Both of those rivers drain into the Gippsland Lakes.

Has anybody claiming this is the cheapest option actually costed the additional damage to the Lakes by diverting more inflows to them?

Anonymous said...

I'm intrigued by the assertion that pricing water higher would be regressive. Has anybody actually done a proper incidence study on this or is it just guesswork?

My own guesswork would be that it's quite progressive - it's not the poor that have extensive gardens, multiple bathrooms and lots of windows and cars to wash.

hc said...

Alistair Watson argued that the best new dam opportunity was on the MacAlister River to the east of the existing Thomson storage.

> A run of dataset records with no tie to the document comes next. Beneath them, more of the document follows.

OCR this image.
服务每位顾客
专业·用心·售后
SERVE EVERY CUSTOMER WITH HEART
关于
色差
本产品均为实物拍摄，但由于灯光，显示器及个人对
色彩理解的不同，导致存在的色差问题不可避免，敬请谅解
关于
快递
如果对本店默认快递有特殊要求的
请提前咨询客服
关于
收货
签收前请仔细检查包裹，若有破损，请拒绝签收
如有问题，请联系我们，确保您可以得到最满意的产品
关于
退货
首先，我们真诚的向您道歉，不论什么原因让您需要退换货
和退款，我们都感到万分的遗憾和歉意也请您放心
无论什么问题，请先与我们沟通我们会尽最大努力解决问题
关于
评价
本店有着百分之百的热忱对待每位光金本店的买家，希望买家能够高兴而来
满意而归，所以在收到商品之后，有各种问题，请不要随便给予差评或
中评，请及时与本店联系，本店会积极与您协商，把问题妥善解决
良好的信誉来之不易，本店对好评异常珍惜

I'll ask about damage to the Lakes.

hc said...

dd, I assume it is guesswork though Lin Crase and Sue O'Keefe are working on this distributional issue. I think the income elasticities are quite high beyond low incomes so you may be right.

Anonymous said...

Don't be idiotic, Henry. The Soviet economsits did all they could to mimic a price system and failed. You don't know the marginal cost, you fool, because you don't know what efficiences could introduce under a market based system.

"John Q is anything but a socialist dinosaur"

Quiggin is nothing other than a socialist dinosuar and I'm simply shocked Harry would take the clown seriously on any subject. He understands next to nothing on economics.



"In fact his demogrant proposal is close to the outcome one would expect under free competition - the free allowance bit an encouragement to switch to a less than rational system."


Are you toally stupid or are you taking illicit drugs? How on earth would giving out free water mimic the free market, you crank?



Public goods and services are always followed by shortages. It's the nature of this model and always has been as the Soviet model would attest.

hc said...

Anonymous, You sound like someone I know. The free water part of the proposal is an attempt to set it against the inevitable opposition that will stem from bleeding hearts who worry about effects on the poor.

Anonymous said...

Harry:

The water systems currently run by these state socialist slag heaps are actually very profitable so it is not a given that we would incur high costs for water over the longer term if producers were allowed to enter the market unimpeded.

Quiggin's proposal is a rationing system. There is nothing at all about it. The soviets were using a similar system when rationing food.

Ask yourself: would you want the Government to provide for your food supply? Your answer ought to be yes if you support Quiggin's socialist nonsense.